Mossberg opened the conversation by noting a new Consumer Reports story that panned AT&T service as the least reliable in the country.
“You’ve kind of become associated with the idea of dropped calls or failed to initiate calls,” Mossberg said.
“I agree with the perception to a point,” Lurie replied.
Lurie, president of AT&T’s emerging devices business, said the company welcomes the feedback and it’s spending heavily to keep upgrading its network as data usage explodes.
“The main point I’ll say is we’re always looking for feedback,” said Lurie, a Seattle Pacific University graduate.

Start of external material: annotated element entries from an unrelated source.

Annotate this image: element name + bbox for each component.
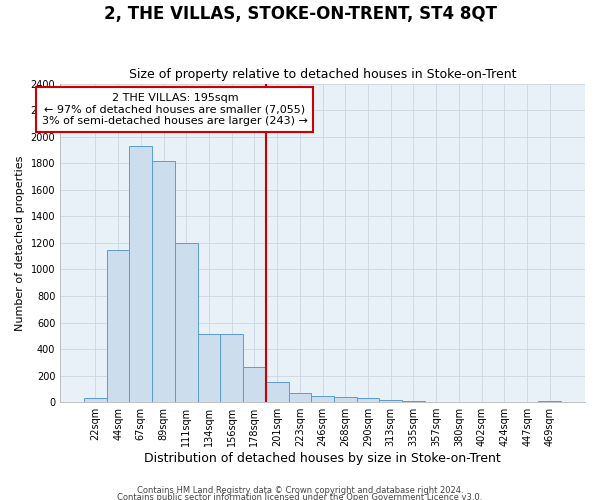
Text: 2 THE VILLAS: 195sqm
← 97% of detached houses are smaller (7,055)
3% of semi-det: 2 THE VILLAS: 195sqm ← 97% of detached h… [42,93,308,126]
Bar [402,401,425,402]
Bar [356,398,379,402]
Bar [175,243,197,402]
Bar [311,396,334,402]
Bar [220,334,243,402]
Bar [130,146,152,402]
Bar [152,160,175,402]
Bar [289,393,311,402]
Title: Size of property relative to detached houses in Stoke-on-Trent: Size of property relative to detached ho… [129,68,517,81]
Bar [107,250,130,402]
Bar [379,400,402,402]
X-axis label: Distribution of detached houses by size in Stoke-on-Trent: Distribution of detached houses by size … [144,452,501,465]
Bar [266,382,289,402]
Text: Contains public sector information licensed under the Open Government Licence v3: Contains public sector information licen… [118,494,482,500]
Bar [84,398,107,402]
Text: Contains HM Land Registry data © Crown copyright and database right 2024.: Contains HM Land Registry data © Crown c… [137,486,463,495]
Bar [334,397,356,402]
Y-axis label: Number of detached properties: Number of detached properties [15,155,25,330]
Bar [538,401,561,402]
Bar [197,334,220,402]
Text: 2, THE VILLAS, STOKE-ON-TRENT, ST4 8QT: 2, THE VILLAS, STOKE-ON-TRENT, ST4 8QT [104,5,497,23]
Bar [243,367,266,402]
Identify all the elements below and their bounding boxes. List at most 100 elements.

AT&T spent $18.5 billion in the past year and $18 billion the year before to keep up with data usage that’s grown 5,000 percent over the past three years.
“Aren’t you like the dog chasing the car and you’re never going to catch it?” Mossberg said.
Lurie, a former professional soccer player, did a little sidestep when asked about Verizon getting the iPhone that’s been exclusive to AT&T since its launch in 2007.
Pressed on the question, Lurie said AT&T’s not worried.
“We have come out very publicly and said we’re not concerned about it at all … If and when that ever happens, we are in a position to compete with anybody who has any device any time,” he said.
Lurie said AT&T is also pleased with the sales of Android and Windows Phone 7 devices.
“The key is when you have 93 million customers that you have everything,” he said.
AT&T may be losing its iPhone exclusivity, but it’s still tight with Apple. Lurie said he talks all the time with Apple’s chief operating officer.
“I talk to Tim Cook pretty much every day,” he said.
All networks are going to be under similar pressure from soaring data consumption through new devices and applications, Lurie said, making a bid for the 2010 Positive Spin Award.
“All the carriers are going to deal with this,” he said. “We had the good fortune of dealing with it first.”